Sadly, in a series that’s given us five fine musical scores [even Hans Zimmer’s effort for Mission: Impossible: 2 is certainly fun and appropriate for the film], the scoring for this one was given to one of Zimmer’s least talented cronies Lorna Balfe, meaning that for much of the time you’re basically listening to slight variations on parts of The Dark Knight soundtrack yet again. The endless chugga-chugga string ostinatos do initially help to propel the film forward but quickly become tedious. Supposedly Balfe employed 300 musicians, but one wanders what the point of doing so was when much of the music has been processed so it all sounds like it comes from one synthesiser, or rather one person with access to Zimmer’s sample library.
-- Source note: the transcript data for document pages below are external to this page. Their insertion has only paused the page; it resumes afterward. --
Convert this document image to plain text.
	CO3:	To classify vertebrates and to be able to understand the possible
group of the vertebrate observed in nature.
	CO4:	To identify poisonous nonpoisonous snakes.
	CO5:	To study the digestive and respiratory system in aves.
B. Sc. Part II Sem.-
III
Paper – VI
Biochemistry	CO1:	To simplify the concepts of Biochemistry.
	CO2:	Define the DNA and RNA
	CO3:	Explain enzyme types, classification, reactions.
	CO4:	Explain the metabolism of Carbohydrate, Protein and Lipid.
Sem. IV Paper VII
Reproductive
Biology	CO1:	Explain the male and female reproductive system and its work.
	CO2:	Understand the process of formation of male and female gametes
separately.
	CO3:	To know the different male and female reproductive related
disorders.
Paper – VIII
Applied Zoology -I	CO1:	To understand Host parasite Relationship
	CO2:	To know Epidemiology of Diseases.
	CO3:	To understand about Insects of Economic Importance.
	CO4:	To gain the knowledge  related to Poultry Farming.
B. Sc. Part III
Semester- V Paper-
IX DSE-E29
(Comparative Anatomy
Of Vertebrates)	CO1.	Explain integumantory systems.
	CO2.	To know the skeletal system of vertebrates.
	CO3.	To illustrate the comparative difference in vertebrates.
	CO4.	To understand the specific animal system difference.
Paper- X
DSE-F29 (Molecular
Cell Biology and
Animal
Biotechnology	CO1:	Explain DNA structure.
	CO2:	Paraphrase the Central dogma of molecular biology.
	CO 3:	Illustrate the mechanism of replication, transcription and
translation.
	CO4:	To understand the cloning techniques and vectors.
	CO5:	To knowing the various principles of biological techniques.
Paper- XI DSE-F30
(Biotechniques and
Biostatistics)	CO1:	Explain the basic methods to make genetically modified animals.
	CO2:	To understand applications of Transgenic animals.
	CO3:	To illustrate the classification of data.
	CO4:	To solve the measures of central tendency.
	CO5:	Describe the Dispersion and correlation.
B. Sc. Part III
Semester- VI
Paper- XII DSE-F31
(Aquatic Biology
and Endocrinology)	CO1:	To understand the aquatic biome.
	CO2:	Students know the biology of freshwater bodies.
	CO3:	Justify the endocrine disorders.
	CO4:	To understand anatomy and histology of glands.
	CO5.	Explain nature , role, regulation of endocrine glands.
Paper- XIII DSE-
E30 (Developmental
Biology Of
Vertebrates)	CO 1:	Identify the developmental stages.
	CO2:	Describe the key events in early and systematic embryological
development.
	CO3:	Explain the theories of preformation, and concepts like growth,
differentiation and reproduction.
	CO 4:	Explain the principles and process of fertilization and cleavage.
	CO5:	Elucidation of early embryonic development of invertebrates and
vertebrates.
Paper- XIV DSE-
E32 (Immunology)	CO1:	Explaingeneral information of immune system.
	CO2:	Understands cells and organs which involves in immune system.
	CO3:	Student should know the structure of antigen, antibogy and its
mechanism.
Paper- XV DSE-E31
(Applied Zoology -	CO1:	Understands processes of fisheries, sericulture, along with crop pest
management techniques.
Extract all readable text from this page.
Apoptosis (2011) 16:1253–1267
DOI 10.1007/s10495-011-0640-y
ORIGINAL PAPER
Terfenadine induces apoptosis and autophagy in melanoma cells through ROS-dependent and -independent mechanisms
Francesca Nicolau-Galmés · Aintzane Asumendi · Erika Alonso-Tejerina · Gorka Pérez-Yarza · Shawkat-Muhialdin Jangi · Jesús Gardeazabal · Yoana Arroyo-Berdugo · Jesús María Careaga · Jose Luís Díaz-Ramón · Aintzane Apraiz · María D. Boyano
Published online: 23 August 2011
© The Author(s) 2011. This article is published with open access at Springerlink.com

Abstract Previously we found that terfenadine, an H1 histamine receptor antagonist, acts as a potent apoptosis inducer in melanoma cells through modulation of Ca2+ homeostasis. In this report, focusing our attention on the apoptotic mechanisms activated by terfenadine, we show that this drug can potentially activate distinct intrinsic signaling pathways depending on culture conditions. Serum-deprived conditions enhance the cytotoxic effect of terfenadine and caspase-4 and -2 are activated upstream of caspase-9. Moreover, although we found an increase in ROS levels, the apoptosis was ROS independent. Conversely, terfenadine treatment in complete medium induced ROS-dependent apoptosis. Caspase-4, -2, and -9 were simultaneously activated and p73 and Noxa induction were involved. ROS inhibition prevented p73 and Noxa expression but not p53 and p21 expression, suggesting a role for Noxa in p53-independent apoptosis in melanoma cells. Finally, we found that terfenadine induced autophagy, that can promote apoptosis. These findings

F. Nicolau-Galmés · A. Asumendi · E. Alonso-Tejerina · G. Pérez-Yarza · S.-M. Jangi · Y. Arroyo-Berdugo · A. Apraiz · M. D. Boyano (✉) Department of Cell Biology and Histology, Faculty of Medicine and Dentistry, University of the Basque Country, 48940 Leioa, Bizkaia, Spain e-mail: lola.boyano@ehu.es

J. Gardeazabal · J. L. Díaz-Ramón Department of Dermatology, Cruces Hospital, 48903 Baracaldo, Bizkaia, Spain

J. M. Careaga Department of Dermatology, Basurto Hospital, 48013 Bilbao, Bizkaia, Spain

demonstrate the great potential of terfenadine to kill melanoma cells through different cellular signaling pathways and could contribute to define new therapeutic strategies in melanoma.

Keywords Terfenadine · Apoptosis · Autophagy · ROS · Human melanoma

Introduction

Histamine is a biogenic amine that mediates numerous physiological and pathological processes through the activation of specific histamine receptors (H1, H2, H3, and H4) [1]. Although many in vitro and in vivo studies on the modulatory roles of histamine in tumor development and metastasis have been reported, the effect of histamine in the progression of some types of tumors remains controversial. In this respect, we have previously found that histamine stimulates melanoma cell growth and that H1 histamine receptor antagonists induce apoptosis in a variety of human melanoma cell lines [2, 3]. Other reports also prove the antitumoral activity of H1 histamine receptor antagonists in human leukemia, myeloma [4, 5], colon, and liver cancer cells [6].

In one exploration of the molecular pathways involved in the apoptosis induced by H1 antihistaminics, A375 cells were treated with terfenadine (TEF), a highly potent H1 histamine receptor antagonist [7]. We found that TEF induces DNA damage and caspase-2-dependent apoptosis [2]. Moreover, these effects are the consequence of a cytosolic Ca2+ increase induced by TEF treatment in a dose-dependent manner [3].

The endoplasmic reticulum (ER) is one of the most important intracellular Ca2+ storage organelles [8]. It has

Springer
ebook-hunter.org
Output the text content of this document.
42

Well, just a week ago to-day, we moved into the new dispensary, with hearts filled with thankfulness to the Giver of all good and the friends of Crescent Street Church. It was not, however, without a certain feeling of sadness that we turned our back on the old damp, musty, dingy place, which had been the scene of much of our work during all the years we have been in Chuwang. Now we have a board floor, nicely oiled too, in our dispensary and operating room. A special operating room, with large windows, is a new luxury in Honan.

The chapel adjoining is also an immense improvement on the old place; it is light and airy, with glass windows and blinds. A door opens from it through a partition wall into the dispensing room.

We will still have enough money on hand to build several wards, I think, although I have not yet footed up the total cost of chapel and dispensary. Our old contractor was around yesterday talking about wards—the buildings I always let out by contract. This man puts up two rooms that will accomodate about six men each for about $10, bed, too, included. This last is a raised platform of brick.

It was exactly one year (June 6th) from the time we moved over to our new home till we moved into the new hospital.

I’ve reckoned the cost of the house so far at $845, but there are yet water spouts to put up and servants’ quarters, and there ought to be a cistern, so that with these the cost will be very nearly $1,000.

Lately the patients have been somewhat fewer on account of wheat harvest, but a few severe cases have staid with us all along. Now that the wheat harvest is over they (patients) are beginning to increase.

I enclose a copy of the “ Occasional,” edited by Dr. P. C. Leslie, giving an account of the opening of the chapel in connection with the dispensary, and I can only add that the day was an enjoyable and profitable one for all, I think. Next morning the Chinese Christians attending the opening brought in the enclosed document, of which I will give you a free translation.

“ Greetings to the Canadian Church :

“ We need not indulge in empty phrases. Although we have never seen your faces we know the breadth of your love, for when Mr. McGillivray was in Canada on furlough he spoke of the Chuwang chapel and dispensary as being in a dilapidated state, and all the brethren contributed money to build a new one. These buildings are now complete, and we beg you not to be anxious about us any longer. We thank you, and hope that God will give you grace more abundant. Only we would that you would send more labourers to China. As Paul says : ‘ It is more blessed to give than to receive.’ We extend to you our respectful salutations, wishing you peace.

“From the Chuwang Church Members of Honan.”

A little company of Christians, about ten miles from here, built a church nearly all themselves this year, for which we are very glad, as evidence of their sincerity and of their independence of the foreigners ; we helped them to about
But this really isn’t the place to complain about such things too much. Much like Mad Max: Fury Road and to a slightly lesser extent the John Wick films,, Mission: Impossible – Fallout proves that, despite all the evidence to the contrary, action cinema is alive and well, and is still able to be intelligent while providing as much seat-clutching excitement as anybody could want. 007, you still have my undying love, but I think you need to up your game.